‘US Pak policy hurting India’
Former national security adviser Brajesh Mishra said the policies on Pakistan pursued by the United States and China were harming India's security interests.
“While China is supporting Pakistan’s military for reasons well known, India’s friend, the US, has also been pursuing policies for the past eight years which have the same adverse impact on India,” he said at the HT Leadership Summit.
Mishra called for raising the level of police infrastructure in the country and pointed to the stridency in China’s approach on Arunachal Pradesh over the past two years.
“The situation has changed in the last two years. India has fought many wars, but two fronts were never simultaneously alive in the past. In the next five years, however, I will not rule out that possibility (of China and Pakistan opening fronts against India),” he warned.
Efraim Halevy, former chief of Israeli intelligence agency Mossad and head of the Shasha Centre for Strategic Studies, Hebrew University of Jerusalem, and Shaun Gregory, founder-director of the Pakistan Security Research Unit, Bradford, were the other panelists at the discussion on “Lessons from Mumbai 26/11: Securing India against Terror”.
Halevy said governments would have to change the rules of the game that bury security forces under a mountain of laws and regulations. "Countries like India, the US and Israel cannot defend themselves within their own borders. We have to have rules of hot pursuit to pursue attackers and those who give safe havens to them," he said.

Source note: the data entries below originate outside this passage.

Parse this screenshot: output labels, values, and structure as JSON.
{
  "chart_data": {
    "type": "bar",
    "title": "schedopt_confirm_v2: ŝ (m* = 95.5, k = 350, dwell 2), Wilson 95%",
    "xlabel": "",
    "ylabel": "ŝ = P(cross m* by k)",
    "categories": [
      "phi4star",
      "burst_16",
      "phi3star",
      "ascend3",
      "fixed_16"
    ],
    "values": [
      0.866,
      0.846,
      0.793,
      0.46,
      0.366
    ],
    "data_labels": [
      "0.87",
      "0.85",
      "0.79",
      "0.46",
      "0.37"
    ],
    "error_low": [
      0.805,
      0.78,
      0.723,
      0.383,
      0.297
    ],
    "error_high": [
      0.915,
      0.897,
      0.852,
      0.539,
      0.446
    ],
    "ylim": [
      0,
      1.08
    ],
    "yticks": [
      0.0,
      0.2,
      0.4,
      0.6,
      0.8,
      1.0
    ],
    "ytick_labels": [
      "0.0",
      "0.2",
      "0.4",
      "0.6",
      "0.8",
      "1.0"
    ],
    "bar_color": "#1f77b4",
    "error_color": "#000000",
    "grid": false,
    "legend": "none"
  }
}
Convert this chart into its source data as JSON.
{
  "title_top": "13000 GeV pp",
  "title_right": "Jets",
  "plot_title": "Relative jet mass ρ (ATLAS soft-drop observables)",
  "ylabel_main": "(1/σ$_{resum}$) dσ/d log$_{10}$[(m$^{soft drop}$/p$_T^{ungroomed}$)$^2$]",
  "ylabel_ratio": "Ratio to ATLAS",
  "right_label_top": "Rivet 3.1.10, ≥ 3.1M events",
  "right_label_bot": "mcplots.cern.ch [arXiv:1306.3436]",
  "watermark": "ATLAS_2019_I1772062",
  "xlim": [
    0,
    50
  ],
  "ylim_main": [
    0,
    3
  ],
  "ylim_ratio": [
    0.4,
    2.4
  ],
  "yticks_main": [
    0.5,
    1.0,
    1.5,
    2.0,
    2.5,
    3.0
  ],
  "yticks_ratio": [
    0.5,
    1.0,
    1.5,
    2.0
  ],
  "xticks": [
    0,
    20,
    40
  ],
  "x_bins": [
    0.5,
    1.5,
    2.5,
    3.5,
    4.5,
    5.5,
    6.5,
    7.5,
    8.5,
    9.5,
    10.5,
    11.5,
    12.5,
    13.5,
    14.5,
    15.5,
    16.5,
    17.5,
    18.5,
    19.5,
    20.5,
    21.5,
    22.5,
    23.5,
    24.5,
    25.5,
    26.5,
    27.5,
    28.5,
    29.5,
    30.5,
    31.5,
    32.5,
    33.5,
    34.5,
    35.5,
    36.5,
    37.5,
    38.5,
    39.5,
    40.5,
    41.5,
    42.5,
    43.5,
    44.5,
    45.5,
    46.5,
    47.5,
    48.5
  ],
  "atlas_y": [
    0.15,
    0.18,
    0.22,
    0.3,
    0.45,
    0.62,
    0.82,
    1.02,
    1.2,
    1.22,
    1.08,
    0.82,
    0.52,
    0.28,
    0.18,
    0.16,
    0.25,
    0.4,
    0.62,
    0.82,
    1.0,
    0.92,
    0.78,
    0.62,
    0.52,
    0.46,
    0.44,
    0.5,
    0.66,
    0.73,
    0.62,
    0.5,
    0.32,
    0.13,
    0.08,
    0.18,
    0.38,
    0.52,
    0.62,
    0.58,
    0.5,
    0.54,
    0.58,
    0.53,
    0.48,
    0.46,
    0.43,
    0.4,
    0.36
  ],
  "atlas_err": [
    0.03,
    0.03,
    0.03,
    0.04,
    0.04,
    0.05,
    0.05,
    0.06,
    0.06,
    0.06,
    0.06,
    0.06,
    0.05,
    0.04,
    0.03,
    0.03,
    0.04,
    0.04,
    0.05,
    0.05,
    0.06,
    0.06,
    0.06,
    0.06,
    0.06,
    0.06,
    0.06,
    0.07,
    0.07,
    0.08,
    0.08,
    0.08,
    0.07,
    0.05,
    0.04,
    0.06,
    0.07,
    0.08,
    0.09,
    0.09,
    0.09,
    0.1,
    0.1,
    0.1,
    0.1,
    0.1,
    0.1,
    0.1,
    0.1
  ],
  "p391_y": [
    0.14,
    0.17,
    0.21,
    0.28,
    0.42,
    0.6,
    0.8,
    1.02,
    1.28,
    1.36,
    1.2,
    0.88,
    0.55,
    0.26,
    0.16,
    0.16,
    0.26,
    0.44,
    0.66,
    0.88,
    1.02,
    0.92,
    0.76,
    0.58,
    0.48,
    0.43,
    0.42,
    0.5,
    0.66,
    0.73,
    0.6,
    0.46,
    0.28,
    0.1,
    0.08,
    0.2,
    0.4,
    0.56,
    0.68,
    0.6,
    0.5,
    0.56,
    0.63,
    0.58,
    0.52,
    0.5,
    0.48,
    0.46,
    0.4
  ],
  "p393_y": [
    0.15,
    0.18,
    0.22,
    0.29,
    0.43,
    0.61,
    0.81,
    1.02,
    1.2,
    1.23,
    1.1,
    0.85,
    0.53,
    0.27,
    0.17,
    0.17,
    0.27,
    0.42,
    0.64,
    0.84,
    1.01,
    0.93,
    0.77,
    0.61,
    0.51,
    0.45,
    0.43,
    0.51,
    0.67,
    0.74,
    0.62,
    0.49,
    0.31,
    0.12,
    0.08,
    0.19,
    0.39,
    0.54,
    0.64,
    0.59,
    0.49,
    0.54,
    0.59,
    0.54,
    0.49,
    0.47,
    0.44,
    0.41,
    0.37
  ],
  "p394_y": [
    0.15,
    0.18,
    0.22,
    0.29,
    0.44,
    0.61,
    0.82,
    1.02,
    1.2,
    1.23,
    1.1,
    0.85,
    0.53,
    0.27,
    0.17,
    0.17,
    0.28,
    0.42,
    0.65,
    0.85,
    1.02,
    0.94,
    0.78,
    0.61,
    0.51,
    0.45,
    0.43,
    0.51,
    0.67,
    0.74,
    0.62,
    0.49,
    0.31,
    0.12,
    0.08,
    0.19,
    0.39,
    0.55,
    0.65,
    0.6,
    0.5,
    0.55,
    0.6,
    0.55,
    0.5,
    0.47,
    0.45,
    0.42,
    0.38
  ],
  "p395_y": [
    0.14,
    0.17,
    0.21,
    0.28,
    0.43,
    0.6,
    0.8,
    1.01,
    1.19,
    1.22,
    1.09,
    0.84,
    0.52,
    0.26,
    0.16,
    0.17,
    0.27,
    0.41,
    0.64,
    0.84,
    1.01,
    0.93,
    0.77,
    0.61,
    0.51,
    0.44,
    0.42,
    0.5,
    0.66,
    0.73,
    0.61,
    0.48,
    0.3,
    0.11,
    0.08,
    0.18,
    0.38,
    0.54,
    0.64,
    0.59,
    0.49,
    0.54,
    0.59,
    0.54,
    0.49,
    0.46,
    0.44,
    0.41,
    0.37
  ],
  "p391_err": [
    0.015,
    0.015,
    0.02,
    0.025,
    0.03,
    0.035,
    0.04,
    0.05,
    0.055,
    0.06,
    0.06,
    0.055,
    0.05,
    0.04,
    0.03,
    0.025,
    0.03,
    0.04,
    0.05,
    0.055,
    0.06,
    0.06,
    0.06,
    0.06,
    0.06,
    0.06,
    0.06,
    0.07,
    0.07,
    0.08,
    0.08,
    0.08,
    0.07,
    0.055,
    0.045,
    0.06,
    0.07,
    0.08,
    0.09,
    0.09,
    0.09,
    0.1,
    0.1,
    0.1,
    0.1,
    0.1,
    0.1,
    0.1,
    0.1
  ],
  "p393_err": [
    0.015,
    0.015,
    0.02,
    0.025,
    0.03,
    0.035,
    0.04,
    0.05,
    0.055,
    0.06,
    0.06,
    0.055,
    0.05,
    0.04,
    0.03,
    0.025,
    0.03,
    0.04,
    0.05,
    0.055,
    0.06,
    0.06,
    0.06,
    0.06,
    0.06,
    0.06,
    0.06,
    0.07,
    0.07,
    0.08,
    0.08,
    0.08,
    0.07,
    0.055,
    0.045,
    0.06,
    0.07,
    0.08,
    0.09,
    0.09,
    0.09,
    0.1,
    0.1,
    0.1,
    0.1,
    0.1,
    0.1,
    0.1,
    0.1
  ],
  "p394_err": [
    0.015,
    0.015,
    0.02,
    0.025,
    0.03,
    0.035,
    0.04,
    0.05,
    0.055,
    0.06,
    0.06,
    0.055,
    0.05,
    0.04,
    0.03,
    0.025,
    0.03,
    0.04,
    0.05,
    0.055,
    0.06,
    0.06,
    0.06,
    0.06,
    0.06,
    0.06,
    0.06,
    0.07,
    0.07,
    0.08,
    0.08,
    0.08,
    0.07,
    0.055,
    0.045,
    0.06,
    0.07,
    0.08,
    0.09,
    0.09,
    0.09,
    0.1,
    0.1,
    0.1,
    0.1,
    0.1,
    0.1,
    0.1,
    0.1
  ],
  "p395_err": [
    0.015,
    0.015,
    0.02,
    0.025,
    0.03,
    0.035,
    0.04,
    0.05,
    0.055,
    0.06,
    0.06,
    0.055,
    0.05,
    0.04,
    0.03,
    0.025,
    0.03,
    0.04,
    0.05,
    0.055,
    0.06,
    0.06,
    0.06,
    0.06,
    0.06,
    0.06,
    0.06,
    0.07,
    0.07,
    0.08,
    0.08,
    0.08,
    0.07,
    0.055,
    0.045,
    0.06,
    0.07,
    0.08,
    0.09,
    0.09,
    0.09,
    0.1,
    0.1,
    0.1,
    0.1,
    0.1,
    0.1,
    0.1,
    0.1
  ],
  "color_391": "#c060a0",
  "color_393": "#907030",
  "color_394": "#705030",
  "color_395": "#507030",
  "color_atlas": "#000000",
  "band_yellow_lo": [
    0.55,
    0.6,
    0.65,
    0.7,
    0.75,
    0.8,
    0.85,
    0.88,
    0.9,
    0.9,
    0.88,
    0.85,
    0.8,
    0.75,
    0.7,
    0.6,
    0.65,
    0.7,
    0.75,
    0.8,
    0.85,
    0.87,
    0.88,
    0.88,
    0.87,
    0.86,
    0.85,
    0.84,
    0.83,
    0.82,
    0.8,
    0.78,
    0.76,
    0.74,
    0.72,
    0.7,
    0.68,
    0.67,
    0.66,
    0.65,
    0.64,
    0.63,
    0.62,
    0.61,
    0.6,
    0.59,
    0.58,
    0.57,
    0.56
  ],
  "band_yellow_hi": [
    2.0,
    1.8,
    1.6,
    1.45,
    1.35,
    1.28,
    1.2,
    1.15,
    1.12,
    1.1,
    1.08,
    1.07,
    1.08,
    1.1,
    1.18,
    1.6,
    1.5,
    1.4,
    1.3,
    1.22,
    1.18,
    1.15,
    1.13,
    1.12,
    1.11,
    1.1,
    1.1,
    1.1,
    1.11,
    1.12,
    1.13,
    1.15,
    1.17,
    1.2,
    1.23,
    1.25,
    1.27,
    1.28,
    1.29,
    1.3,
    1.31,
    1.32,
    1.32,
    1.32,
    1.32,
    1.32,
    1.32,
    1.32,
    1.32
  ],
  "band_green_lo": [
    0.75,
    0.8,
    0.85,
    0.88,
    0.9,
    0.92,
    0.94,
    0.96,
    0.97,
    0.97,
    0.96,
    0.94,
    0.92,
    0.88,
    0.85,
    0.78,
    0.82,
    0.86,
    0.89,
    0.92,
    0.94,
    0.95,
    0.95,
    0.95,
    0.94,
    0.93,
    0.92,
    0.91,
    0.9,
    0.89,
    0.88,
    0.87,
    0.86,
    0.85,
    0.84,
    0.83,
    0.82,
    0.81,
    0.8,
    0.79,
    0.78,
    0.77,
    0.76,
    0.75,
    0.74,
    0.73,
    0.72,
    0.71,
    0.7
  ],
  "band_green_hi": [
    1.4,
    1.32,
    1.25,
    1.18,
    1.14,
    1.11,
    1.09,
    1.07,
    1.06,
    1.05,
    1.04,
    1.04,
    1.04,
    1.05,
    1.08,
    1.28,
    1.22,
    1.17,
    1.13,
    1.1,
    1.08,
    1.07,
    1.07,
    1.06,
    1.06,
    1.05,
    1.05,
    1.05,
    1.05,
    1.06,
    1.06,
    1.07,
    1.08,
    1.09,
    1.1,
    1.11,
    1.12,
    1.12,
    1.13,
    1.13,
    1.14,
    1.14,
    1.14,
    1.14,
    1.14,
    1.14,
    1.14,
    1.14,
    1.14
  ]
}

Congress MP Manish Tewari cited India’s success in dealing with Mizo insurgency and Punjab militancy within the existing legal framework to argue that the overhaul suggested by Halevy may not be necessary.
Gregory did not see an end to the Pakistani army’s support for terrorists as long as it sees them as an instrument to achieve its policy objectives.
K. C. Singh, noted strategic analyst and former secretary in the External Affairs Ministry, moderated the discussion.